The ownership of land and natural resources, and how we make decisions about their use, might look very different by 2030. But how do we make significant change happen inside existing systems? How can we work together to ‘unthink’ land?
On 7th May I spent the day at an event with about 100 other people imagining what public ownership might look like in 2030. The event was ‘Own The Future’ and I was invited join a panel discussion to talk specifically about the future of land ownership.
From the outset we were encouraged by our hosts ‘We Own It’ to think big, long term, and radical. So perhaps it shouldn’t have come as a surprise that by the end of the day we’d developed proposals to end the private ownership of land and create a national ‘common good’ land trust to ensure that land is managed in everyone’s interest.
Heady stuff but, however radical the future of land ownership might be, the issues that we kept returning to were those identified by my colleague Kate in her recent blog on devolution and the environment. These are issues to do with our relationships to the land and each other, and the processes and structures we use to make decisions about how we collectively use and manage our resources. In short: how do we make collective decisions about what we want from land, and how do we collaborate to implement them?
During our afternoon workshop we considered the potential for taking land out of the market entirely, starting with an immediate ban on the sale of public land. But who should own it? We felt that the state, whether local or national, was too likely to be focused on the needs of current citizens rather than future generations or the long term health of the environment. Existing charities like the National Trust were thought to be too focused on conserving their assets rather than ensuring they are used to deliver social, economic and environmental benefits. We agreed instead to establish a ‘Common Good Land Trust’ which would hold the ownership of land. It would be established with charitable objects that would ensure it would have to balance the needs of current and future generations, and of the environment itself, in how land was used and managed. Land belonging to private individuals would pass into the Trust on their death (although not the buildings or other property on the land).

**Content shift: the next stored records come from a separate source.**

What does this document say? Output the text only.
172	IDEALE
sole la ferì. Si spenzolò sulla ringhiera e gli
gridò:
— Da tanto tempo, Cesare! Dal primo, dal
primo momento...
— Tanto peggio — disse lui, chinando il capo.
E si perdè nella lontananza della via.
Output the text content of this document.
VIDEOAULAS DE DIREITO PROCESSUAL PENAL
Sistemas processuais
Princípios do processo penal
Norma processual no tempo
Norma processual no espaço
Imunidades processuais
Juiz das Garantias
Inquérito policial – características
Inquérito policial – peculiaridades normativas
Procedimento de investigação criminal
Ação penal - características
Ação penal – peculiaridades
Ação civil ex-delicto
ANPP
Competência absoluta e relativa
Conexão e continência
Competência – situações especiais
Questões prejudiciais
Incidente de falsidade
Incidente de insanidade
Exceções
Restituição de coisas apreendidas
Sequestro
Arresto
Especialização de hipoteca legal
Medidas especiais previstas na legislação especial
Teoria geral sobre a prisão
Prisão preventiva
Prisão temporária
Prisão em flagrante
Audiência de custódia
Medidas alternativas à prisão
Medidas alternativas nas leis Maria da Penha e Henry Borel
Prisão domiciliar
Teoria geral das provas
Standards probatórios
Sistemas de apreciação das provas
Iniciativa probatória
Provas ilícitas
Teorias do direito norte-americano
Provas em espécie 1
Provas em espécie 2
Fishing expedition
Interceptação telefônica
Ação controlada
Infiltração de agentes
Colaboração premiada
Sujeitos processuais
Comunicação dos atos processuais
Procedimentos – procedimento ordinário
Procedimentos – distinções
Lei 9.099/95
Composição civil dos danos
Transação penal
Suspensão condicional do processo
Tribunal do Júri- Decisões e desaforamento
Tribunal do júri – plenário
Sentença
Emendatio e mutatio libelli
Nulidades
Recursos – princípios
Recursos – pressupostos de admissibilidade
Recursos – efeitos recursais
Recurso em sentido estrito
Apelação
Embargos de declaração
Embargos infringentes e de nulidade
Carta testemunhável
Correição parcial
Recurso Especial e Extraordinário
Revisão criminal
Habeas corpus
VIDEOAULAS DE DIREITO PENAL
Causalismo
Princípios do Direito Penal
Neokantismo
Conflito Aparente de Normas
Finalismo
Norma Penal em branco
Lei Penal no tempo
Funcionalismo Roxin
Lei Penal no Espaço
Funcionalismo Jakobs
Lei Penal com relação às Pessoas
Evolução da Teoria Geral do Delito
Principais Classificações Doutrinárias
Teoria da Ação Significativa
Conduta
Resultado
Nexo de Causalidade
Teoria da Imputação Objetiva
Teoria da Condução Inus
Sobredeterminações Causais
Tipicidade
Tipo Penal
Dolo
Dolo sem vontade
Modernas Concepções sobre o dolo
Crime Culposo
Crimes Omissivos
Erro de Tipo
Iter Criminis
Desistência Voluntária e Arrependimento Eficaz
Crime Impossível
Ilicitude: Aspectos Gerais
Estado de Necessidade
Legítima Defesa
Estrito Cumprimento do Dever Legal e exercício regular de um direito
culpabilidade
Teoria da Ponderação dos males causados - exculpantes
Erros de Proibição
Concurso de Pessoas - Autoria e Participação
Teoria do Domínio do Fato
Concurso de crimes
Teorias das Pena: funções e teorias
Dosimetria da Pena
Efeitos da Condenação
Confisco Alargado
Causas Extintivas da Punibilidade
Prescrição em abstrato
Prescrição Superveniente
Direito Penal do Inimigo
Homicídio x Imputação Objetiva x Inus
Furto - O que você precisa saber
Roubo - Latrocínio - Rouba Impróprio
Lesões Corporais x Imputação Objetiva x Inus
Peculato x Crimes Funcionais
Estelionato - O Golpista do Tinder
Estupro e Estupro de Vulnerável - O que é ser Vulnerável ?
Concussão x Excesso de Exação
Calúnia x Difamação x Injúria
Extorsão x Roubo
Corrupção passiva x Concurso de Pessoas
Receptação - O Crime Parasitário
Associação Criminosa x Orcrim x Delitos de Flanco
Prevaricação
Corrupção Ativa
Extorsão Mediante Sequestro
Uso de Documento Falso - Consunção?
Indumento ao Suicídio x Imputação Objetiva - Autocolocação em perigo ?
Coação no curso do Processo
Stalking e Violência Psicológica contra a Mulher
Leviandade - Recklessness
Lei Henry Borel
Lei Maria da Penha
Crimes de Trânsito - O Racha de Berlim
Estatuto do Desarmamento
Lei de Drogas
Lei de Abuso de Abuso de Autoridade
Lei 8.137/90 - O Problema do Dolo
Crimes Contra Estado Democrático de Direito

So that was ownership dealt with(easy!), but how then do we enable citizens to make decisions about how land should be used? How do we distribute the ‘goods’ of the land and regulate the ‘bads’? Here we looked to the existing planning system as a potential vehicle or model for making decisions within a ‘nested’ framework, with some being made nationally, others on an area-wide basis and more local decisions through a neighbourhood planning process. We concluded however that we would need new ‘land use classes’, ones that recognised land uses that delivered a range of social benefits such as health, local food and a better quality environment.
These ideas were generated by a small group in a workshop so can’t be promoted as a shared outcome of the event or even the view of Shared Assets, but they generate interesting thinking about what land is for and who owns it.
“The land is owned by everybody” said one participant. Clearly it isn’t, but that is a gut feeling many of us have about the land.
“The land is owned by everybody” said one participant. Clearly it isn’t, but that is a gut feeling many of us have about the land, and we should remember that that the things we take for granted are actually the products of a specific history and culture. Whilst we sat in London dreaming seemingly impossible dreams of shared land ownership, the communities of Nanavut in Alaska were voting in a referendum against allowing the sale of municipal land, upholding their traditions and the principle that land should remain a common good.
Retaining the notion that the current status quo is not necessarily the natural order of things is important in thinking about how we create the ownership and management regimes of the future. The morning’s panel session on the ownership of ‘space’ included discussions on the future of ownership of data and resources such as energy, as well as land. Our discussion focused on how we make change happen when the current system seems so complex, entrenched and interconnected.
I was struck by how technology has resulted in the rapid collapse of old models of business, ownership, value exchange, and even of whole industries, simply by providing an alternative. Perhaps that is what we need to do with land.
At Shared Assets we support the development of new models that operate within the existing system to deliver common good outcomes from land management. If we can keep connecting up, growing, sharing and developing an alternative, perhaps the existing institutions and systems that currently seem so solid will also collapse, revealing the alternative models that we have created within them and that people have chosen over the failures of the old.
The process of ‘unthinking’ our existing relationship to the land and creating a new one won’t be as straightforward as our workshops at ‘Own The Future’, or as this blog, might make it seem. But alternative visions are important, and as we’ll be exploring in our next blog in this series, we need to have a shared sense of what the new system should look like so that we can each be working towards it in our own ways within the existing one.
We look forward to working with We Own It, and with everyone who shares our interest in making land work for everyone, to collaborate in the creation of a 21st century commons, whatever that looks like.